The Bangkok to Non Khai sleeper train.Somebody makes the beds up once everyone has finished eating and drinking, in the morning they convert them back to seats again, it’s all really civilised!

Train from Bangkok to Non Khai, 8pm departure Hua Lamphong station, 9.30 am arrival at Non Khai, 2 hours delayed. We went 2nd class A/C. 2nd class non A/C is cheaper, but we didn’t like the idea of all the open windows with the current Dengue fever mosquito problem here. Both are perfectly comfortable and great fun. Washrooms were clean. You can buy food and beer on the train, we bought breakfast for the children. I love trains, generally, everything from The Trans Siberian Express to the little train to Kanchanaburi, it’s a great way to see a country and relax as you go.

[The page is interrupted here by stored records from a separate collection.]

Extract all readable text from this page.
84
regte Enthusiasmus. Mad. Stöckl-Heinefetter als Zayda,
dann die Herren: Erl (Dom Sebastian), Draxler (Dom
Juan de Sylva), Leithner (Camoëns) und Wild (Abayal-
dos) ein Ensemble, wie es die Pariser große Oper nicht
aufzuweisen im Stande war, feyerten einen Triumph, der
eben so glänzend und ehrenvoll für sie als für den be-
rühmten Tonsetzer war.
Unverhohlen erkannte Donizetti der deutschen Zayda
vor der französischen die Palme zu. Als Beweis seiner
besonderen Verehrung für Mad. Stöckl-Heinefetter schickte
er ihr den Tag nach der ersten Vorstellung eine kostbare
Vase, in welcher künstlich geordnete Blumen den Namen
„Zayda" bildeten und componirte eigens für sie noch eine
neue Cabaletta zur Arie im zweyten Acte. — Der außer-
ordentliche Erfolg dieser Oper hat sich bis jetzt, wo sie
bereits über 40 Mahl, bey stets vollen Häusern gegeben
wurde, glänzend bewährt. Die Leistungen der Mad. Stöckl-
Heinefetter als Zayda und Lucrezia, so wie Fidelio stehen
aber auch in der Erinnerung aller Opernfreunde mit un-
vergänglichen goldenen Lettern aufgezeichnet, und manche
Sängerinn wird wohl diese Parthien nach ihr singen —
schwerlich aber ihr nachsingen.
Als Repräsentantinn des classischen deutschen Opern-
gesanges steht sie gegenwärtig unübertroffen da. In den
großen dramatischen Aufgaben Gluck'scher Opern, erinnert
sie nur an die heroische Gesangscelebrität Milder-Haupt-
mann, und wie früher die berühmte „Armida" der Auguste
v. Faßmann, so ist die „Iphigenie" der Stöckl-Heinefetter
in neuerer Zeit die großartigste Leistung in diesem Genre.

Weird motorbike tuk tuk from Non Khai station to Laos Border 200 Baht. Because the train was delayed, which it often is, we’d missed the train to the border, there are plenty of tuk tuks waiting for the train to arrive.

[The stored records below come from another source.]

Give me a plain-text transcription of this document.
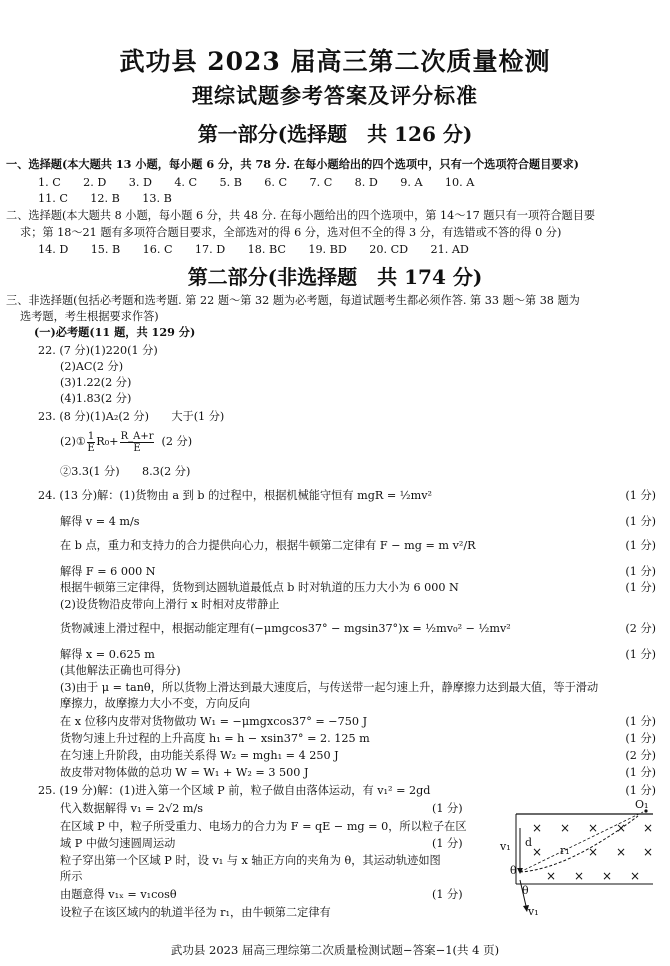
武功县 2023 届高三第二次质量检测
理综试题参考答案及评分标准
第一部分(选择题　共 126 分)
一、选择题(本大题共 13 小题，每小题 6 分，共 78 分. 在每小题给出的四个选项中，只有一个选项符合题目要求)
1. C　　2. D　　3. D　　4. C　　5. B　　6. C　　7. C　　8. D　　9. A　　10. A
11. C　　12. B　　13. B
二、选择题(本大题共 8 小题，每小题 6 分，共 48 分. 在每小题给出的四个选项中，第 14～17 题只有一项符合题目要
求；第 18～21 题有多项符合题目要求，全部选对的得 6 分，选对但不全的得 3 分，有选错或不答的得 0 分)
14. D　　15. B　　16. C　　17. D　　18. BC　　19. BD　　20. CD　　21. AD
第二部分(非选择题　共 174 分)
三、非选择题(包括必考题和选考题. 第 22 题～第 32 题为必考题，每道试题考生都必须作答. 第 33 题～第 38 题为
选考题，考生根据要求作答)
(一)必考题(11 题，共 129 分)
22. (7 分)(1)220(1 分)
(2)AC(2 分)
(3)1.22(2 分)
(4)1.83(2 分)
23. (8 分)(1)A₂(2 分)　　大于(1 分)
(2)① $\frac{1}{E} R_0+ \frac{R\_A+r}{E} (2$ 分)
②3.3(1 分)　　8.3(2 分)
24. (13 分)解：(1)货物由 a 到 b 的过程中，根据机械能守恒有 mgR = ½mv²	(1 分)
解得 v = 4 m/s	(1 分)
在 b 点，重力和支持力的合力提供向心力，根据牛顿第二定律有 F − mg = m v²/R	(1 分)
解得 F = 6 000 N	(1 分)
根据牛顿第三定律得，货物到达圆轨道最低点 b 时对轨道的压力大小为 6 000 N	(1 分)
(2)设货物沿皮带向上滑行 x 时相对皮带静止
货物减速上滑过程中，根据动能定理有(−μmgcos37° − mgsin37°)x = ½mv₀² − ½mv²	(2 分)
解得 x = 0.625 m	(1 分)
(其他解法正确也可得分)
(3)由于 μ = tanθ，所以货物上滑达到最大速度后，与传送带一起匀速上升，静摩擦力达到最大值，等于滑动
摩擦力，故摩擦力大小不变，方向反向
在 x 位移内皮带对货物做功 W₁ = −μmgxcos37° = −750 J	(1 分)
货物匀速上升过程的上升高度 h₁ = h − xsin37° = 2. 125 m	(1 分)
在匀速上升阶段，由功能关系得 W₂ = mgh₁ = 4 250 J	(2 分)
故皮带对物体做的总功 W = W₁ + W₂ = 3 500 J	(1 分)
25. (19 分)解：(1)进入第一个区域 P 前，粒子做自由落体运动，有 v₁² = 2gd	(1 分)
代入数据解得 v₁ = 2√2 m/s	(1 分)
在区域 P 中，粒子所受重力、电场力的合力为 F = qE − mg = 0，所以粒子在区
域 P 中做匀速圆周运动	(1 分)
粒子穿出第一个区域 P 时，设 v₁ 与 x 轴正方向的夹角为 θ，其运动轨迹如图
所示
由题意得 v₁ₓ = v₁cosθ	(1 分)
设粒子在该区域内的轨道半径为 r₁，由牛顿第二定律有
O₁
v₁ d
r₁
θ
θ
v₁
× × × × ×
×	× × ×
× × × ×
武功县 2023 届高三理综第二次质量检测试题−答案−1(共 4 页)
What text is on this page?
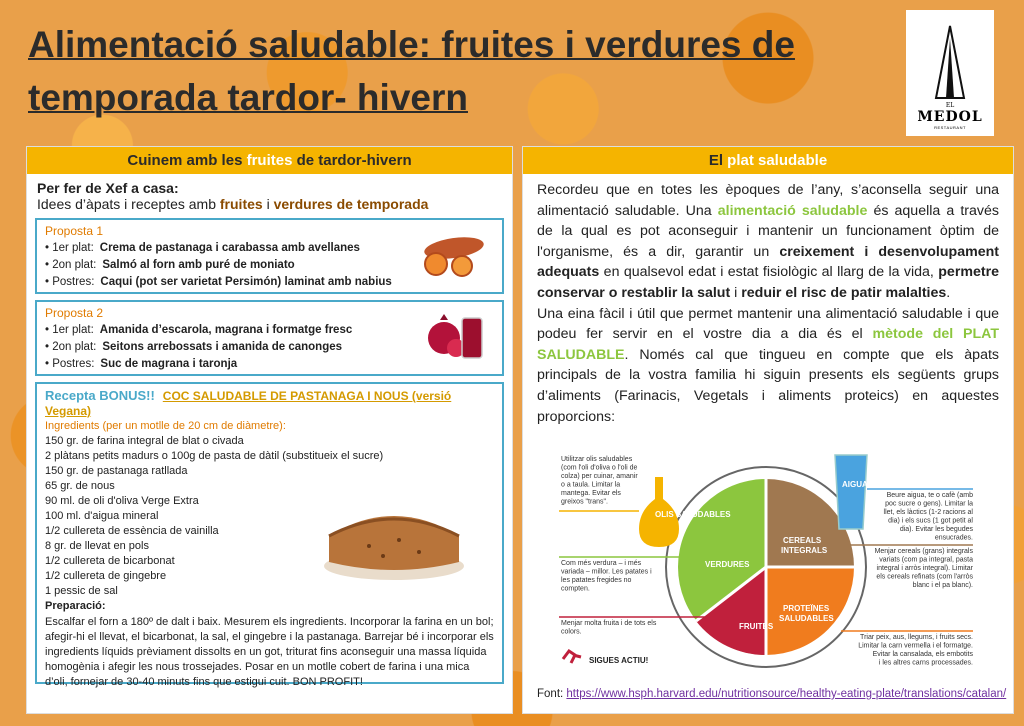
Alimentació saludable: fruites i verdures de
temporada tardor- hivern	EL
MEDOL
RESTAURANT
Cuinem amb les fruites de tardor-hivern
Per fer de Xef a casa:
Idees d’àpats i receptes amb fruites i verdures de temporada
Proposta 1
• 1er plat: Crema de pastanaga i carabassa amb avellanes
• 2on plat: Salmó al forn amb puré de moniato
• Postres: Caqui (pot ser varietat Persimón) laminat amb nabius
Proposta 2
• 1er plat: Amanida d’escarola, magrana i formatge fresc
• 2on plat: Seitons arrebossats i amanida de canonges
• Postres: Suc de magrana i taronja
Recepta BONUS!! COC SALUDABLE DE PASTANAGA I NOUS (versió Vegana)
Ingredients (per un motlle de 20 cm de diàmetre):
150 gr. de farina integral de blat o civada
2 plàtans petits madurs o 100g de pasta de dàtil (substitueix el sucre)
150 gr. de pastanaga ratllada
65 gr. de nous
90 ml. de oli d'oliva Verge Extra
100 ml. d'aigua mineral
1/2 cullereta de essència de vainilla
8 gr. de llevat en pols
1/2 cullereta de bicarbonat
1/2 cullereta de gingebre
1 pessic de sal
Preparació:
Escalfar el forn a 180º de dalt i baix. Mesurem els ingredients. Incorporar la farina en un bol; afegir-hi el llevat, el bicarbonat, la sal, el gingebre i la pastanaga. Barrejar bé i incorporar els ingredients líquids prèviament dissolts en un got, triturat fins aconseguir una massa líquida homogènia i afegir les nous trossejades. Posar en un motlle cobert de farina i una mica d’oli, fornejar de 30-40 minuts fins que estigui cuit. BON PROFIT!
El plat saludable
Recordeu que en totes les èpoques de l’any, s’aconsella seguir una alimentació saludable. Una alimentació saludable és aquella a través de la qual es pot aconseguir i mantenir un funcionament òptim de l'organisme, és a dir, garantir un creixement i desenvolupament adequats en qualsevol edat i estat fisiològic al llarg de la vida, permetre conservar o restablir la salut i reduir el risc de patir malalties.
Una eina fàcil i útil que permet mantenir una alimentació saludable i que podeu fer servir en el vostre dia a dia és el mètode del PLAT SALUDABLE. Només cal que tingueu en compte que els àpats principals de la vostra familia hi siguin presents els següents grups d’aliments (Farinacis, Vegetals i aliments proteics) en aquestes proporcions:
OLIS SALUDABLES
AIGUA
VERDURES
CEREALS
INTEGRALS
FRUITES
PROTEÏNES
SALUDABLES
Utilitzar olis saludables
(com l'oli d'oliva o l'oli de
colza) per cuinar, amanir
o a taula. Limitar la
mantega. Evitar els
greixos "trans".
Com més verdura – i més
variada – millor. Les patates i
les patates fregides no
compten.
Menjar molta fruita i de tots els
colors.
Beure aigua, te o cafè (amb
poc sucre o gens). Limitar la
llet, els làctics (1-2 racions al
dia) i els sucs (1 got petit al
dia). Evitar les begudes
ensucrades.
Menjar cereals (grans) integrals
variats (com pa integral, pasta
integral i arròs integral). Limitar
els cereals refinats (com l'arròs
blanc i el pa blanc).
Triar peix, aus, llegums, i fruits secs.
Limitar la carn vermella i el formatge.
Evitar la cansalada, els embotits
i les altres carns processades.
SIGUES ACTIU!
Font: https://www.hsph.harvard.edu/nutritionsource/healthy-eating-plate/translations/catalan/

Non Khai station to the Laos border. Tuk tuk.

motorbike tuk tuk to the Laos border from Non Khai station

Shuttle bus over the bridge into Laos 60 Baht ( Boo was free)

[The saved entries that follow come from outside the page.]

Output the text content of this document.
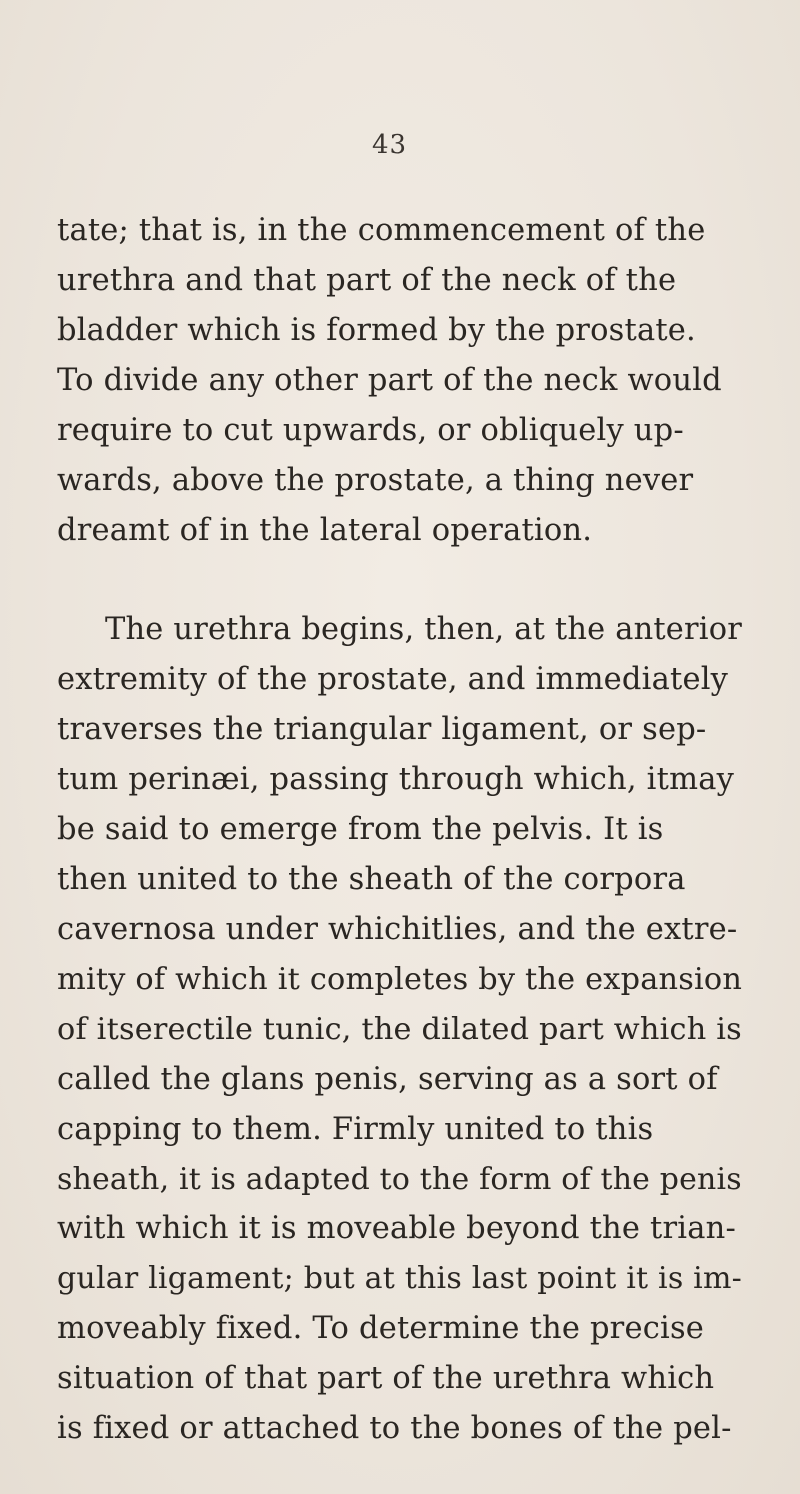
43
tate; that is, in the commencement of the
urethra and that part of the neck of the
bladder which is formed by the prostate.
To divide any other part of the neck would
require to cut upwards, or obliquely up-
wards, above the prostate, a thing never
dreamt of in the lateral operation.
The urethra begins, then, at the anterior
extremity of the prostate, and immediately
traverses the triangular ligament, or sep-
tum perinæi, passing through which, itmay
be said to emerge from the pelvis. It is
then united to the sheath of the corpora
cavernosa under whichitlies, and the extre-
mity of which it completes by the expansion
of itserectile tunic, the dilated part which is
called the glans penis, serving as a sort of
capping to them. Firmly united to this
sheath, it is adapted to the form of the penis
with which it is moveable beyond the trian-
gular ligament; but at this last point it is im-
moveably fixed. To determine the precise
situation of that part of the urethra which
is fixed or attached to the bones of the pel-
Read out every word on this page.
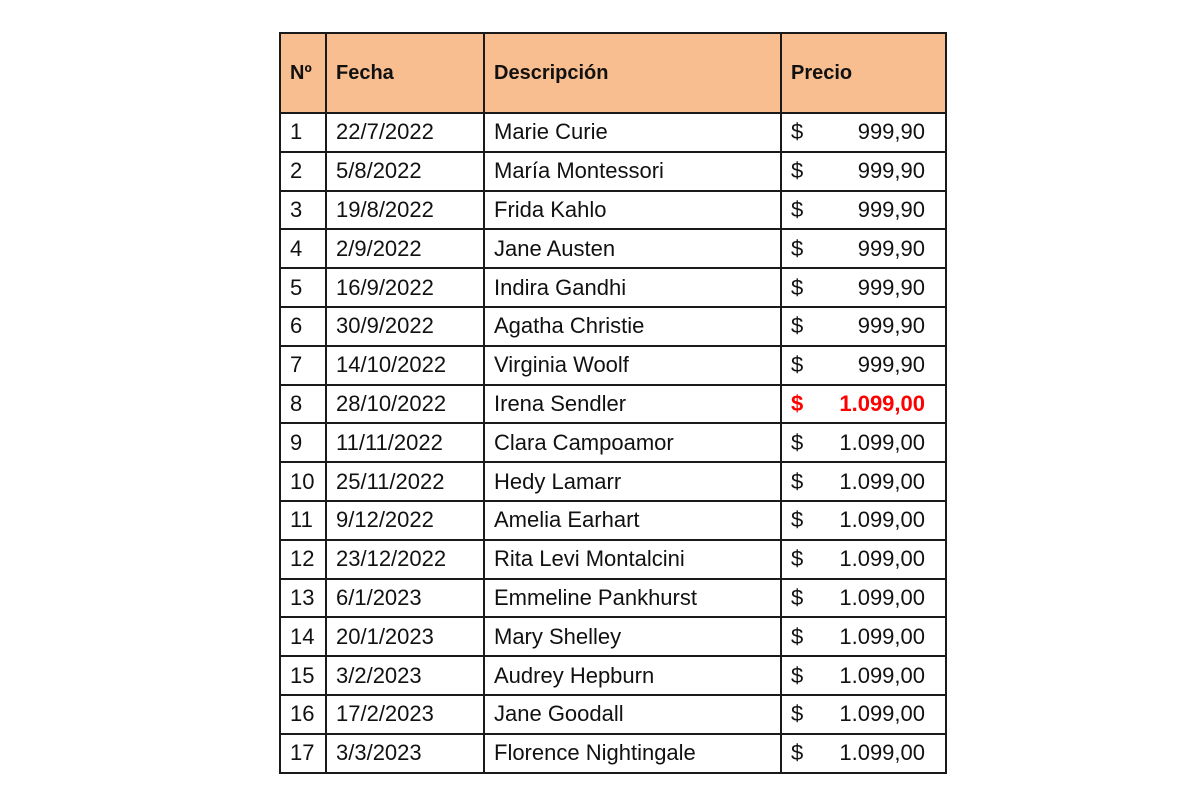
Nº	Fecha	Descripción	Precio
1	22/7/2022	Marie Curie	$ 999,90

2	5/8/2022	María Montessori	$ 999,90

3	19/8/2022	Frida Kahlo	$ 999,90

4	2/9/2022	Jane Austen	$ 999,90

5	16/9/2022	Indira Gandhi	$ 999,90

6	30/9/2022	Agatha Christie	$ 999,90

7	14/10/2022	Virginia Woolf	$ 999,90

8	28/10/2022	Irena Sendler	$ 1.099,00

9	11/11/2022	Clara Campoamor	$ 1.099,00

10	25/11/2022	Hedy Lamarr	$ 1.099,00

11	9/12/2022	Amelia Earhart	$ 1.099,00

12	23/12/2022	Rita Levi Montalcini	$ 1.099,00

13	6/1/2023	Emmeline Pankhurst	$ 1.099,00

14	20/1/2023	Mary Shelley	$ 1.099,00

15	3/2/2023	Audrey Hepburn	$ 1.099,00

16	17/2/2023	Jane Goodall	$ 1.099,00

17	3/3/2023	Florence Nightingale	$ 1.099,00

Tuk Tuk into Vientiane 200 Baht. We’ve been to Vientiane before, we know there’s not that much to do there and the traffic fumes were terrible, so we shot through ASAP. We’ll have to go there anyway on the way back to get the 60 day Thai visa. The main Dengue fever outbreak seems to be around Vientiane.

Mini bus to Vang Vieng  770 Baht for 3 seats. 3.5 hours ( about $29 AU). There is a regular bus that would have been cheaper, but it takes 5 hours and wasn’t due to leave for over an hour, we wanted to be in Vang Vieng before dark. The mini bus guys hang around the bus station looking for customers, we had to negotiate a price and they let the 2 boys count as 1 person. The scenery was absolutely stunning, watching rural life in the villages was fabulous, the children loved seeing the rice fields where people were busy working by hand and dodging all the livestock on the road.

Getting The Laos Visas was the Worst Bit

The children are great when we’re actually moving, they look out of the window, chat, read and sleep, it’s waiting and standing around that doesn’t go too well. Particularly standing in barely moving queues wearing heavy packs. There is a lot of paperwork involved, I stood in the queue while The Chef filled in the forms. Do the same, you’ll save a lot of time.

Pay for the Laos visa in US dollars, not Baht, we saved about $100 for the 4 of us, it’s much cheaper. There is a place to exchange money on the Laos side of the border. We have a 30 day Laos visa, which we can extend if we want to stay longer.

Vang Vieng Laos

Beatiful Vang Vieng, Laos

We’re in Vang Vieng, We Won’t be Tubing.

Once famous for riotous drunken river tubing, now cleaned up by the Laos government after a number of tragic deaths, Vang Vieng is still beautiful  A sleepy riverside town, it’s full of guest houses and eateries now.

The chef and I went tubing in Vang Vieng 12 years ago, the drunken part hadn’t really started then, it was just about drifting down the river on an inflatable tube, the riverside bars catering to bikini clad tubers came later. I’m glad it’s stopped, rivers and drinking don’t mix, but I wonder if all the businesses that have sprung up on the back of the tubing crowd will survive, everywhere is very quiet here.

The river is really fast flowing at the moment, I don’t think we’ll take the children tubing, kayaking is probably a safer  bet.

It’s pretty, it’s quiet, accommodation is cheap and good ($16 for 3 beds, TV, air-con, en suit and WiFi), so I think we’ll stay in Vang Vieng a while.